Fue el suyo, un mandato breve y turbulento marcado por la anarquía que se abatió sobre el país luego de la batalla de Cepeda y asumió el cargo debiendo enfrentar una grave inestabilidad política. Salió a campaña a perseguir a LÓPEZ y sus aliados, JOSÉ MIGUEL CARRERA y CARLOS MARÍA DE ALVEAR y luego de derrotarlos en “San Nicolás de los Arroyos”, sus tropas saquearon la villa.
Después invadió la provincia de Santa Fe y luego de derrotar a ESTANISLAO LÓPEZ en la batalla de Pavón I (12/08/1820) trató de negociar la paz con el caudillo santafesino, pero sin lograr un acuerdo con éste, debió enfrentarlo nuevamente y el 2 de setiembre de 1820, fue vencido en la batalla de “Gamonal”.

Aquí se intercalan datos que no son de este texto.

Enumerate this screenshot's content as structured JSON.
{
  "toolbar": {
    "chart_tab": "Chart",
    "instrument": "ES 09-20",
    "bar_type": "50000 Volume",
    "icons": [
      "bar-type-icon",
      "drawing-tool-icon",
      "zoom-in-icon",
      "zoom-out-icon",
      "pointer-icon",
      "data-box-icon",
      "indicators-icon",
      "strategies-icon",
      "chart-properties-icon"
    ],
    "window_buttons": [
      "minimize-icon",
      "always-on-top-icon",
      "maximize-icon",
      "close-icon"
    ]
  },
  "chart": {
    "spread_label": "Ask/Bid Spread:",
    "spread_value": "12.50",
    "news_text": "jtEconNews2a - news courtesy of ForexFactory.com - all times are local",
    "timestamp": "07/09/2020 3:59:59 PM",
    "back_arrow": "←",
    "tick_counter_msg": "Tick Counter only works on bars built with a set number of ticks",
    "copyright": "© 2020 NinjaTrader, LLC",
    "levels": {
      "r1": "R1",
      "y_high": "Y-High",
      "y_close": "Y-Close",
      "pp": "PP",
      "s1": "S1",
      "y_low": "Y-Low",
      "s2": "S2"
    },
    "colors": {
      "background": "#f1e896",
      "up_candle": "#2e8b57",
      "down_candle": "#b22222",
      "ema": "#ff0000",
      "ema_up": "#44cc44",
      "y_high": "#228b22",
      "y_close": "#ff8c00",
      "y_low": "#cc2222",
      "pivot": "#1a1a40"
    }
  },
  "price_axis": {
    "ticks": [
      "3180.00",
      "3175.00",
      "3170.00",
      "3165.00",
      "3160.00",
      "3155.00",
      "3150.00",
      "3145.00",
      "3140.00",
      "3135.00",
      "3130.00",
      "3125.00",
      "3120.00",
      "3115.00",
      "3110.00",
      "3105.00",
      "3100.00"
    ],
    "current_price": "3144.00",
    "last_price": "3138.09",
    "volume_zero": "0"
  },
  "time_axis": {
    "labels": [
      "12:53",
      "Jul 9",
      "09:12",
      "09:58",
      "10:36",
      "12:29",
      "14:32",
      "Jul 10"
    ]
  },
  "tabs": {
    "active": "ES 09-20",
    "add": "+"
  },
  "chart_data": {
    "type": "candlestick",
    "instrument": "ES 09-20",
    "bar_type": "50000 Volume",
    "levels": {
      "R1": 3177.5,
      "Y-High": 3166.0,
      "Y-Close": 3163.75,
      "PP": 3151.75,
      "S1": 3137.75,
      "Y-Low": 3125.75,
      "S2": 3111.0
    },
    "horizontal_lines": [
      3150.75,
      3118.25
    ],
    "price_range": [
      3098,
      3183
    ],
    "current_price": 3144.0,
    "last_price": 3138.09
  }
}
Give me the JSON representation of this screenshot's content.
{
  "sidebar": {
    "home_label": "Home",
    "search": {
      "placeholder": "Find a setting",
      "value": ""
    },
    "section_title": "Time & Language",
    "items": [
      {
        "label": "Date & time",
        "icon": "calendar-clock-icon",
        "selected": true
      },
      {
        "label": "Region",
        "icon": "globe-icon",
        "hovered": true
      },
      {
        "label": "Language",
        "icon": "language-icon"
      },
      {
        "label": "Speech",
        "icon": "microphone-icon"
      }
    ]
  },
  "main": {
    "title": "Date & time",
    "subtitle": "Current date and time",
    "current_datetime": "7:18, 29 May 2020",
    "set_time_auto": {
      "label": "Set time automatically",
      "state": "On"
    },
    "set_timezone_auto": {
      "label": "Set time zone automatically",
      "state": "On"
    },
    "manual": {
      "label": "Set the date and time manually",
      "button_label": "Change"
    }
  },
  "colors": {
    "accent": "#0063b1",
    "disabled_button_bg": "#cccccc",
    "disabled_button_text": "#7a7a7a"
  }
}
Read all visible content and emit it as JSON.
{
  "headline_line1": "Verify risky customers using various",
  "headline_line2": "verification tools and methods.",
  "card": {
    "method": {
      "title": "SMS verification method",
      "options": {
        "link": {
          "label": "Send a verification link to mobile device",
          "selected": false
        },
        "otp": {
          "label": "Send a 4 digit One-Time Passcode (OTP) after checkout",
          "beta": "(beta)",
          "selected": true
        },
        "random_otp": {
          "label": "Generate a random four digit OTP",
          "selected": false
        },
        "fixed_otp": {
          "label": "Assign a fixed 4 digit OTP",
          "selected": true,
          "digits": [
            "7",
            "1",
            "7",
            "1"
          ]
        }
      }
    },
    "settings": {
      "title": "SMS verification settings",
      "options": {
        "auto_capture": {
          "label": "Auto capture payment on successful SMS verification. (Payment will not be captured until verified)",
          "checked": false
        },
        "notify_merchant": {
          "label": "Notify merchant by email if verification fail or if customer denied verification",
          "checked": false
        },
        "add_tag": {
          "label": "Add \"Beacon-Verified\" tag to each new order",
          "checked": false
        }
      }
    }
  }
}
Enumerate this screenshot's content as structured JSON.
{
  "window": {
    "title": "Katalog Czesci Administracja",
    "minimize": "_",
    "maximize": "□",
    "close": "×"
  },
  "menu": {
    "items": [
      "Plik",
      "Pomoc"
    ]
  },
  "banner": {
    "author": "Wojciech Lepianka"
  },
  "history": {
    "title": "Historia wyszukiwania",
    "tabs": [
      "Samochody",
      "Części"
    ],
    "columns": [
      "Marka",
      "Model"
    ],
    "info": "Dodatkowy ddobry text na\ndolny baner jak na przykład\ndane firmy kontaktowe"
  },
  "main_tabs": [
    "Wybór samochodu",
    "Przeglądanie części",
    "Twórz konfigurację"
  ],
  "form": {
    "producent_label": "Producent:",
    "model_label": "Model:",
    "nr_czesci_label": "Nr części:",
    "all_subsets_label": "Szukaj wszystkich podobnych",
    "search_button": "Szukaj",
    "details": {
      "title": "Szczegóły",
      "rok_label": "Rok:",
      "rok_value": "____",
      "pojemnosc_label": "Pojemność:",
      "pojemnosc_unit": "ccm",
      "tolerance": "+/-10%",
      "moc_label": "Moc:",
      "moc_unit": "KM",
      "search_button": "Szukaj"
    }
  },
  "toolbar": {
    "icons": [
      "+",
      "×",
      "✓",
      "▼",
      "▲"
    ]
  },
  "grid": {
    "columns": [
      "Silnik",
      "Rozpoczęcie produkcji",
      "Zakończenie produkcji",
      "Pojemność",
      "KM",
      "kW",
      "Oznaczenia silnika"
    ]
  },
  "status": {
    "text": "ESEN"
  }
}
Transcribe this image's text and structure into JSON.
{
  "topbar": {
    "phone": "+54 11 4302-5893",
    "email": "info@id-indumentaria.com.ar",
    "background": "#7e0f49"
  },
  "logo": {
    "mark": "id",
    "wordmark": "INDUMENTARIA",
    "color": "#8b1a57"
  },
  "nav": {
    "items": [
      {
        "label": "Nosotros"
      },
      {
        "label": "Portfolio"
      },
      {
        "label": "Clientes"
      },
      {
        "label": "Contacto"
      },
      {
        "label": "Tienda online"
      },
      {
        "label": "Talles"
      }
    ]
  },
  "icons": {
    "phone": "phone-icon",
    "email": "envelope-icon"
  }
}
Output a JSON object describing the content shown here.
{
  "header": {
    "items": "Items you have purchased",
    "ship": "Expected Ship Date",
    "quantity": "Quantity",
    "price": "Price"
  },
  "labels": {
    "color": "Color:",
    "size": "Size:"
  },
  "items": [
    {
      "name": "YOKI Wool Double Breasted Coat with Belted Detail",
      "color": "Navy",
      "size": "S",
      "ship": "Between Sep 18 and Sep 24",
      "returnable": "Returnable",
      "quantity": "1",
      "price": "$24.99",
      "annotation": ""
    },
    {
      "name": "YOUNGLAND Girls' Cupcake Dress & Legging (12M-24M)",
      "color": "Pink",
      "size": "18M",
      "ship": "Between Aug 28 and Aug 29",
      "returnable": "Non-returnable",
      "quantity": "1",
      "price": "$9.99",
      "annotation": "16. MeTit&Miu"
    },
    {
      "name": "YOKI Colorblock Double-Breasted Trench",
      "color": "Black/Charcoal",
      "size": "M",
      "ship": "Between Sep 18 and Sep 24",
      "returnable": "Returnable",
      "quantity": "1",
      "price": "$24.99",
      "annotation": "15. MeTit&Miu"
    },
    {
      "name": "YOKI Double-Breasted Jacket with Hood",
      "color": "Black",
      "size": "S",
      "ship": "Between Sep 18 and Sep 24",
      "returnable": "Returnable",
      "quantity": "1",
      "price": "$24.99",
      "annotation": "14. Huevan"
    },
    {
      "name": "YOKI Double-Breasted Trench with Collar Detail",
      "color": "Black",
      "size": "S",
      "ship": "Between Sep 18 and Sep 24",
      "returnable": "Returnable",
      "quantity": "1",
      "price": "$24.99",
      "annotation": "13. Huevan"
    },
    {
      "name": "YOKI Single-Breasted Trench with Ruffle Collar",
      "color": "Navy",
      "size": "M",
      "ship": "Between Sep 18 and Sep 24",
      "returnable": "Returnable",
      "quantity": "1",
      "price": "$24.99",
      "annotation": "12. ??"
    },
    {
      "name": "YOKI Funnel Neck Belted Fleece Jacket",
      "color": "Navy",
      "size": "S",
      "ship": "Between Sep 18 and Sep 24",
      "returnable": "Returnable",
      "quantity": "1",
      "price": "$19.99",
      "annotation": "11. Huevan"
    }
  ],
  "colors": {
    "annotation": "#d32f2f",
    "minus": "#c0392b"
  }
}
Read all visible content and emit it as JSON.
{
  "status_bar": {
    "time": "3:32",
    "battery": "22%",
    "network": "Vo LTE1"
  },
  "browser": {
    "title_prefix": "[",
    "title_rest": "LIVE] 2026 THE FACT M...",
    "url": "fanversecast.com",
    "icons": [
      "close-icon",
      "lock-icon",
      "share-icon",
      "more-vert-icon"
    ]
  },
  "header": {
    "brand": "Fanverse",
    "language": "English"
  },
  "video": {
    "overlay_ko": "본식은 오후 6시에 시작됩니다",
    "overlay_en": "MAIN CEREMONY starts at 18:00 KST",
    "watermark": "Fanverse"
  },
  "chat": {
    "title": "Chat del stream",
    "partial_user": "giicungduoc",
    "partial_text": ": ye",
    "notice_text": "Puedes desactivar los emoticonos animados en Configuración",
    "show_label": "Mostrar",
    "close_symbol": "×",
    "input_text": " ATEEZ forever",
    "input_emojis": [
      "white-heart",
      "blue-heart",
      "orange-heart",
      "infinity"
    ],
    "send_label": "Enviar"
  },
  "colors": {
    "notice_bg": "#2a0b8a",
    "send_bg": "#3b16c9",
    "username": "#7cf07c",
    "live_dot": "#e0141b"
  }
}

Mientras estaba en campaña, la Sala de Representantes decidió nombrar al gobernador titular; sus amigos presentaron su candidatura, pero el 20 de septiembre la Legislatura nombró en su lugar al coronel MARTÍN RODRÍGUEZ. DORREGO se retiró a su quinta en San Isidro y en el mes de octubre de 1820, luego de que abortara la revolución que encabezara su antiguo aliado, el coronel MANUEL PAGOLA, en la que no participó, se unió a MANUEL MORENO para llevar adelante el esfuerzo realizado por las provincias a fin de evitar que RIVADAVIA federalizara la ciudad de Buenos Aires (que era entonces tanto la capital nacional como provincial).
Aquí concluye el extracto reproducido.